Stefanie: Hallo und vielen Dank auch von meiner Seite. Ich heiße Stefanie und bin gebürtig aus Sachsen. Die letzten Jahre in Deutschland habe ich in Baden-Württemberg gewohnt. Dort brach ich die Zelte vor mehr als zwei Jahren ab und reiste nach Australien für eine Work&Travel-Erfahrung. Eigentlich sollte es nur eine Auszeit werden, aber seitdem habe ich in Deutschland nicht wieder Fuß gefasst.

Frau sitzt in Grünlandschaft Tasmaniens.

w&t/magazin: Und jetzt lebst du für 12 Monate in Manhattan! Wie kam es dazu? Wieso Australien damals … die USA heute?
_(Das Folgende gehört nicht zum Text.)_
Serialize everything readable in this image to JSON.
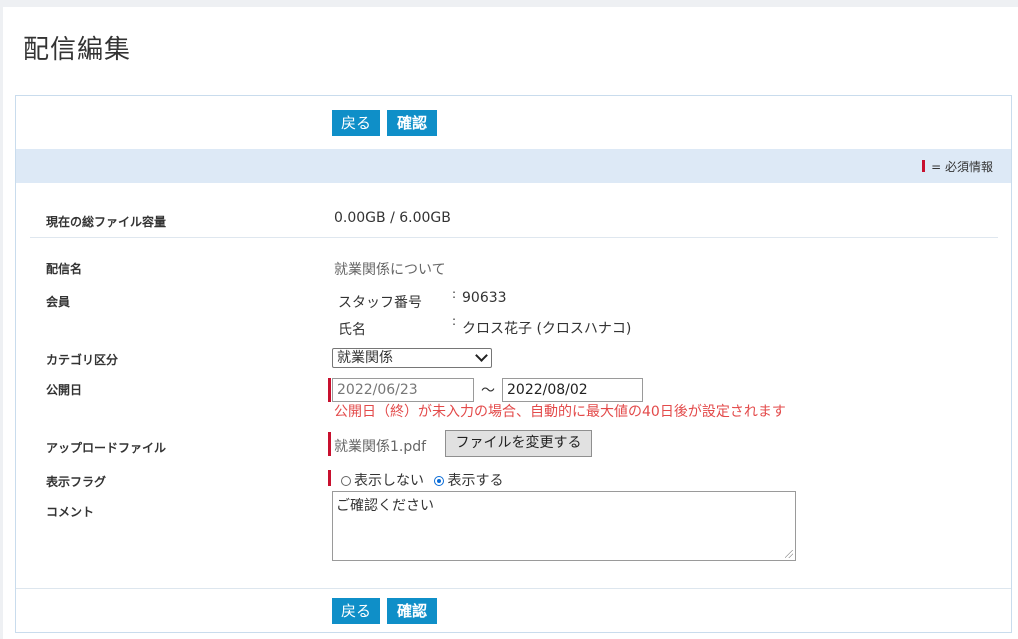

Stefanie: Es war immer mein Traum, für eine Weile in New York City zu leben. Ich wollte mich unter die New Yorker mischen und mich eben wie eine fühlen. 2014 plante ich eine Auszeit und wollte den Traum verwirklichen. Zu der Zeit wollte mich New York aber noch nicht. Weg wollte ich trotzdem und so stieß ich auf Australien als Alternative. Trotz zweiter Wahl hat es mir so gut gefallen, dass ich nahezu die kompletten 12 Monate mit Arbeiten und Reisen verbracht habe. Noch während ich unterwegs war, öffnete sich die Tür nach New York. Das Bewerbungsinterview mit meinem jetzigen Arbeitgeber über Skype hatte ich im Treppenaufgang eines Hostels. Es ist verrückt, wie es dazu kam. Ich brauchte nur Geduld und Ambition. Und nun lebe ich meinen amerikanischen Traum.

Selfie von junge Frau vor der Manhattan Skyline (USA)

w&t/magazin: Woher kommt deine Motivation zum Reisen?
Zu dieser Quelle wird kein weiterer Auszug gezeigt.